“'What the deuce do you mean?' I said.

“'Just what I say. He's got some sort of a suction engine in that truck, a kind of big vacuum cleaner, and he's simply siphoning the coal out of somebody's cellar.'

“Larsen ran at us with a big spanner in his hand, but we grappled with him, and while three of us held him the others examined the truck. It was perfectly true. By an ingenious gasoline pump installed in the wagon he was drawing out the coal. Looking into the top of the wagon through a little glass peephole, we could see the black nuggets coming swiftly up out of the chute. By this time a little crowd had gathered, and the lady of the house ran out to see what was happening. I think she thought we were trying to seduce her coal supply. She explained angrily to us that Larsen had driven up to her door half an hour before and offered to sell her several tons of coal. Her cellar, like everyone else's, was none too well stocked, and she had been delighted to agree.

“While we were wondering just what to do, Larsen, who had been glaring wickedly at us, broke away from our grasp and reversed his machinery so that the coal began to thunder back honestly into the cellar. The puzzled woman, not suspecting anything wrong, went back indoors after we made some impromptu explanation for the fuss. Larsen's amputated black beard whirled round and round, still adhering to the rolling cogs, as we watched, while he stood by sullenly. We walked away down the block to hold a council, and also to let the group of mystified onlookers disperse. Of course, our first thought was to go for the police; but then we thought of Gloria.”

Dove sighed, and tapped out his long-expired pipe.

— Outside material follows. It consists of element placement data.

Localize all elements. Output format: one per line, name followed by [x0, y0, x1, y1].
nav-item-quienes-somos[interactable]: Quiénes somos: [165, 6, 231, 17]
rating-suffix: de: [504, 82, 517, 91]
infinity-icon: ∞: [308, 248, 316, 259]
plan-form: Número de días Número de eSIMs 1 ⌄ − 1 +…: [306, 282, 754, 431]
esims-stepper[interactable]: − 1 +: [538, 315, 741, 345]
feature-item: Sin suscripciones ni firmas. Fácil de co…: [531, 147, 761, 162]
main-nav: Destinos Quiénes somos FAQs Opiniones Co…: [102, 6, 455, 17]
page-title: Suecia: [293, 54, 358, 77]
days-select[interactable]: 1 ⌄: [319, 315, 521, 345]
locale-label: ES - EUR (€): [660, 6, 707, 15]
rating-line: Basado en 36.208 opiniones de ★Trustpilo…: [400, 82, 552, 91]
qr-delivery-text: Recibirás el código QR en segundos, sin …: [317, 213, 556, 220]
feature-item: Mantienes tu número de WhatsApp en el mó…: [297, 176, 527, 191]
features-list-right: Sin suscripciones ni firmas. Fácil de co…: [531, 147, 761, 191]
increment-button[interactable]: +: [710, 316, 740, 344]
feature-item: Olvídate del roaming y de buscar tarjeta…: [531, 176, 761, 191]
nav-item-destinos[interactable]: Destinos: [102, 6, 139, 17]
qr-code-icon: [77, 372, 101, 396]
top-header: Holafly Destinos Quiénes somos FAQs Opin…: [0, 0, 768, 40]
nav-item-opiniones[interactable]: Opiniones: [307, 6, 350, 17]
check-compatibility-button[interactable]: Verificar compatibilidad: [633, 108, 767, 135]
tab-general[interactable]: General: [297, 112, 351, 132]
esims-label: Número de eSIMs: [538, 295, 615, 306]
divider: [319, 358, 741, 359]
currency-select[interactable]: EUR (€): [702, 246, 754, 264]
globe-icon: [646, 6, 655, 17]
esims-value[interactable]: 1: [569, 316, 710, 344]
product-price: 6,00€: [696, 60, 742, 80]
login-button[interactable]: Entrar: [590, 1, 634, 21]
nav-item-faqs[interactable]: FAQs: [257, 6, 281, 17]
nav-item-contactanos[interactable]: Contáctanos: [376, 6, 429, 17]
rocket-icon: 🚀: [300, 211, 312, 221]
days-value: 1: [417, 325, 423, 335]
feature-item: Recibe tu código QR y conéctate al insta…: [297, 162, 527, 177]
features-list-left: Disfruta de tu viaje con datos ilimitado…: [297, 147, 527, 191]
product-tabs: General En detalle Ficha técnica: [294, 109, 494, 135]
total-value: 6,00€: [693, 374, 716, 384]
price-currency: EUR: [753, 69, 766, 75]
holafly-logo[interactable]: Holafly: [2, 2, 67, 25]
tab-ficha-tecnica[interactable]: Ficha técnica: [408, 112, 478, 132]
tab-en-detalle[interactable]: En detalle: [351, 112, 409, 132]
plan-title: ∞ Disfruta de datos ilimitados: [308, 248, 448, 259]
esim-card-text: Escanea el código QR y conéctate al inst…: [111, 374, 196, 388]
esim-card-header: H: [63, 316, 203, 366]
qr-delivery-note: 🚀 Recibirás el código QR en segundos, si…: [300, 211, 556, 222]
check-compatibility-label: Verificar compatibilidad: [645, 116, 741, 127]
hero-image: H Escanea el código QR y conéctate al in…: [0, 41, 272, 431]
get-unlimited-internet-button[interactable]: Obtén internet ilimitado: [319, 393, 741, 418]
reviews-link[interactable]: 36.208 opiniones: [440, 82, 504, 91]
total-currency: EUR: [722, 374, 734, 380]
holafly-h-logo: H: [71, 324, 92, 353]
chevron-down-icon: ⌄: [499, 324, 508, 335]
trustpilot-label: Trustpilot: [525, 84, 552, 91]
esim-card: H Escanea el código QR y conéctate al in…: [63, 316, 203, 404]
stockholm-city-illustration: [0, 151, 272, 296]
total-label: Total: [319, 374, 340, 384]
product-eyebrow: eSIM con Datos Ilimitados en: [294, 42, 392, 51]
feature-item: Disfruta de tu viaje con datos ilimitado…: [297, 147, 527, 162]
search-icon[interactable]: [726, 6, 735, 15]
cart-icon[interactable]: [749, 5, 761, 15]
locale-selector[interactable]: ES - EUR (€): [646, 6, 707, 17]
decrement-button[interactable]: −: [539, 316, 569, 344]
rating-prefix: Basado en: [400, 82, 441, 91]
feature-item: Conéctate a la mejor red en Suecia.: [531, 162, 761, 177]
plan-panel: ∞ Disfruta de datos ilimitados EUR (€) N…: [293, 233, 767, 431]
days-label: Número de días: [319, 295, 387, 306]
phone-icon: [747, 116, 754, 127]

“Well,” he said, “that's pretty near the end of the story. I'm afraid association with Beauty blunts the sense of rectitude. No, we didn't do anything about it, except see to it that Larsen put back that coal in the cellar. I suppose we were really accessory to a misdemeanour, because we gathered from some small paragraphs we saw in the papers that a number of householders in that neighbourhood had been mysteriously robbed of their coal. To tell you the truth, we couldn't bear the thought of taking any action that would ruin Gloria's happiness. What were a few tons of black, filthy coal compared to that serene and golden-white beauty of hers, like some princess in a Norse fairy tale? The old man was a lunatic, we supposed, and would come to grief sooner or later. We were not going to be the ones to bring humiliation upon him.

“We walked back, stricken, to our lodgings; and as we passed the Physical Culture Chophouse we looked furtively through the window. We could see Gloria laying the tables for lunch, the tall, strong curve of her back as she leaned over, her capable white hands smoothing the cloth. None of us had the heart to go in.

“We clubbed together to pay for Mrs. Vesey's new supply of coal, although it broke our pocket-books for the next month or so. We were too hard up, then, to go on eating at Larsen's. We had to patronize a lunch-counter instead, where we gloomed over frankfurters and beans and quarrelled with one another, in sheer misery, as to which one of us Gloria had really liked best. We never saw her again, because about a week later the Larsen café shut up, and they disappeared.”

“And the calisthenics?” I said. “Did you go on with those?”

“No,” he said; “we were too melancholy. Also, as soon as Mrs. Vesey's coal arrived, we didn't need to. That was the terrible part of it. You see, Gloria had simply egged us on to do those exercises so that we wouldn't feel the chill when her father stole the coal. I'm afraid she was as guilty as he was, but we tried to convince ourselves that she was only a tool.”